(Editor’s note: Sept. 2, 2020, was the 75th anniversary of the end of World War II. To mark the occasion, the Ernie Pyle World War II Museum in Dana, Indiana, and Scripps Howard Foundation offer this column written by the Pulitzer Prize winning war correspondent.)
SOUTHERN SICILY, July 17, 1943 – At the end of the first day of our invasion of Sicily we Americans looked about us with awe and unbelief and not a little alarm.
It had all been so easy it gave you a jumpy, insecure feeling of something dreadfully wrong somewhere. We had expected a terrific slaughter on the beaches and there was none.
Instead of thousands of casualties along the 14-mile front of our special sector we added up a total that was astonishingly small.
By sunset of the first day the Army had taken everything we had hoped to get during the first five days.
Even by midafternoon the country for miles inland was so saturated with American troops and vehicles it looked like Tunisia after months of our habitation instead of a hostile land just attacked that morning.
And the Navy which had the job of bringing the vast invading force to Sicily was three days ahead of its schedule of unloading ships.
Convoys had started back to Africa for new loads before the first day was over.
The invading fleet had escaped without losses other than normal, mechanical breakdowns. Reports from the other two sectors of the American assault front indicated they had much the same surprising welcome we got.
It was wonderful and yet it all was so illogical. Even if the Italians did want to quit, why did the Germans let them? What had happened? What did the enemy have up its sleeve?
As this is written on the morning of the second day, we don’t yet know. Nobody is under any illusion that the battle of Sicily is over. Strong counter-attacks are inevitable. Already German dive-bombings are coming at the scale of two per hour but whatever happens we’ve got a head start that is all in our favor.
For this invasion I was accredited to the Navy. I intended writing mainly about the seaborne aspect of the invasion and had not intended to go ashore at all for several days, but the way things went I couldn’t resist the chance to see what it was like over there on land, so I hopped an assault barge and spent all the first day ashore.
When we got our first look at Sicily we were all disappointed. I for one had always romanticized it in my mind as a lush green, picturesque island. I guess I must have been thinking of the Isle of Capri.
Instead, at any rate, the south coast of Sicily is a drab, lightbrown country. There aren’t many trees. The fields of grain had been harvested and they were dry and naked and dusty. The villages are pale gray and indistinguishable at a distance from the rest of the country.

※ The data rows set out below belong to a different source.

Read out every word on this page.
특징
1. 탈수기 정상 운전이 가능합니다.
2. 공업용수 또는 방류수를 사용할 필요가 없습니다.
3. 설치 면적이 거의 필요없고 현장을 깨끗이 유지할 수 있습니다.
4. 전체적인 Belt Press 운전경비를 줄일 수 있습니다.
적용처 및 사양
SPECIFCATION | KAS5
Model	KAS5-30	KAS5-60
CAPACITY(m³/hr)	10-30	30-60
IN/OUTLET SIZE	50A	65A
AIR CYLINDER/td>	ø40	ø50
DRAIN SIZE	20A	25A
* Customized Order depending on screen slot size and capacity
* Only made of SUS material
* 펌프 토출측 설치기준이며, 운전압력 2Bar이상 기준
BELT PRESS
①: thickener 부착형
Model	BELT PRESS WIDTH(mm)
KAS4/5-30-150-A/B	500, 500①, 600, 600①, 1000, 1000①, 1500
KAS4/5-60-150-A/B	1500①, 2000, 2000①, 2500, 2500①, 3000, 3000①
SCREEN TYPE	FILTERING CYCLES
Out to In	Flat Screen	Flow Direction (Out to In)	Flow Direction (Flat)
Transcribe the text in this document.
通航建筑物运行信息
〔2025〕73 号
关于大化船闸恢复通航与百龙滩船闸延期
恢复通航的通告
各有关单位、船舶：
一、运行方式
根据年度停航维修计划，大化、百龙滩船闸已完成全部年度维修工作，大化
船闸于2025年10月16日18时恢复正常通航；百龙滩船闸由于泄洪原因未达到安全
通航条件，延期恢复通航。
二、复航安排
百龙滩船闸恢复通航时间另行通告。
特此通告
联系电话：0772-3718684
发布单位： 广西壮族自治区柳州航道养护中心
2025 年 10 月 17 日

Water is extremely scarce.
Good-sized hills rise a half mile or so back of the beach and on the hillsides grass fires started by the shells of our gunboats burn smokily by day and flamingly by night.
It is cooler than North Africa; in fact it would be delightful were it not for the violent wind that rises in the afternoon and blows so fiercely you can hardly talk in the open. This wind, whipping our barges about in the shallow water delayed us more than the Italian soldiers did.
The people of Sicily on that first day seemed relieved and friendly. They seemed like people who had just been liberated rather than conquered. Prisoners came in grinning, calling greetings to their captors. Civilians on the roads and in the towns smiled and waved. Kids saluted. Many gave their version of the V sign by holding up both arms. The people told us they didn’t want to fight.
Our soldiers weren’t very responsive to the Sicilians’ greetings. They were too busy getting all possible equipment ashore, rounding up the real enemies and establishing a foothold, to indulge in the hand-waving monkey business.
‘We’re Still at War’
After all, we are still at war and these people though absurd and pathetic are enemies and caused us misery coming all this way to whip them.
On the whole the people were a pretty third-rate-looking lot. They were poorly dressed and looked like they always had been. Most of them hadn’t much expression at all and they kept getting in the way of traffic just like the Arabs. Most of our invading soldiers, at the end of the first day in Sicily, summed up their impressions of their newly acquired soil and its inhabitants by saying:
“Hell, this is just as bad as Africa.”